The caller chuckled wickedly. "Don't worry, Slick. You'll kn
ow my name, all right. I'm gonna carve it on your chest before you get your ticket punched."
"We'll see."
"You're dead already, man. You're just too goddamned stupid to lie down."
"Tonight."
"You'll come alone?"
"I wouldn't miss it for the world."
He cradled the receiver, beating the caller to it, turned back to face Al Weatherbee. Alice was out, and Bolan felt a pang of apprehension for her, but he shook it off. The caller would have gloated over a hostage, delighted in the opportunity to terrorize his prey. Alice would be safe, at least until the midnight meeting was completed. Later, if the caller was alive, he might turn to the elimination of potential witnesses.
"Our boy?"
The gray-haired ex-captain's frown was dark as thunder. Bolan nodded silent confirmation.
"Dammit, how'd the bastard get this number?"
"Never mind. He won't be using it again."
"You set a meet."
It didn't sound like a question, and the soldier did not answer.
"I'd appreciate a lift," he said.
"Damned right. Between us, we can squeeze the little scumbag like a tube of toothpaste. By the time we're finished with him…"

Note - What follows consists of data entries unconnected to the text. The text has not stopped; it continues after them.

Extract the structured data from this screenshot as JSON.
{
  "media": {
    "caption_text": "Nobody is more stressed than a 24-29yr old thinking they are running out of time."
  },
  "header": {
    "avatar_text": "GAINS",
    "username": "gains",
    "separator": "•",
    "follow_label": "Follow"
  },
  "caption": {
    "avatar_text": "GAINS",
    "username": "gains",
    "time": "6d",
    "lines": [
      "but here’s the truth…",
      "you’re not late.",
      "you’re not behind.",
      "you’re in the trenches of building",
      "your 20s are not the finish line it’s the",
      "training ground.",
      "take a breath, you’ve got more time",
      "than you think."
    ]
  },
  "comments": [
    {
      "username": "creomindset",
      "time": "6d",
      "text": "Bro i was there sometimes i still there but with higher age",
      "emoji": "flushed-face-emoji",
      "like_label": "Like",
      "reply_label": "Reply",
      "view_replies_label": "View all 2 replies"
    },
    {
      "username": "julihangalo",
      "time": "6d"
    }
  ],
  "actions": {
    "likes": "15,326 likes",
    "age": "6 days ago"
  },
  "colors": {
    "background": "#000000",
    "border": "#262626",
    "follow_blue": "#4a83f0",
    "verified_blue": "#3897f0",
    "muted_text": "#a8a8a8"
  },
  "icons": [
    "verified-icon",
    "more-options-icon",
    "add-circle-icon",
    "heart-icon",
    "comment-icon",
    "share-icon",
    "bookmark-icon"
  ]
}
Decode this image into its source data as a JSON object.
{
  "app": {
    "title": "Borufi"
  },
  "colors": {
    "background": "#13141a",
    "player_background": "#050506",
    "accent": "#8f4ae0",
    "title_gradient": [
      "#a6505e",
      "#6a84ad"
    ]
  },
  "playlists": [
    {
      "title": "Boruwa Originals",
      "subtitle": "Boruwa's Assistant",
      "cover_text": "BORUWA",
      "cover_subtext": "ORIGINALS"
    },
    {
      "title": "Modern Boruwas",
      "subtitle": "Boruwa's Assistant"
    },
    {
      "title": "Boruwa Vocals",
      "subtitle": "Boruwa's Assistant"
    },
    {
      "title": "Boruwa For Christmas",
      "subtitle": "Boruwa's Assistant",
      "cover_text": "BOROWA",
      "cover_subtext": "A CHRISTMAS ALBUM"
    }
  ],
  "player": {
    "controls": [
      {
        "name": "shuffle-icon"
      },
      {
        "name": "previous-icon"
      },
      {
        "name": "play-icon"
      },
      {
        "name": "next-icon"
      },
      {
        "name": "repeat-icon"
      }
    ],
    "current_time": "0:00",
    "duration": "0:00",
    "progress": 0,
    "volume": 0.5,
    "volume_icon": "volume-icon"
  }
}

Bolan stopped the captain with his eyes. "I'm solo this time out," he told Al Weatherbee. "I need to find a rental agency and get myself some wheels."
"Take mine."
The soldier shook his head. "No good. If anything goes wrong, the trace would bring it home to you."
"Goddammit!"
Bolan understood the older man's frustration, but he would not further jeopardize the Weatherbees. Already, by saving Bolan's life, they had invited mortal danger, flirting with disaster that had not yet been averted, only postponed. If he failed to meet his adversary, if he let the hunter slip away, the Weatherbees might pay the price of Bolan's failure with their lives.
"I'll get my things together."
"Are you up to this?"
"No choice," he said. "There may not be a second chance."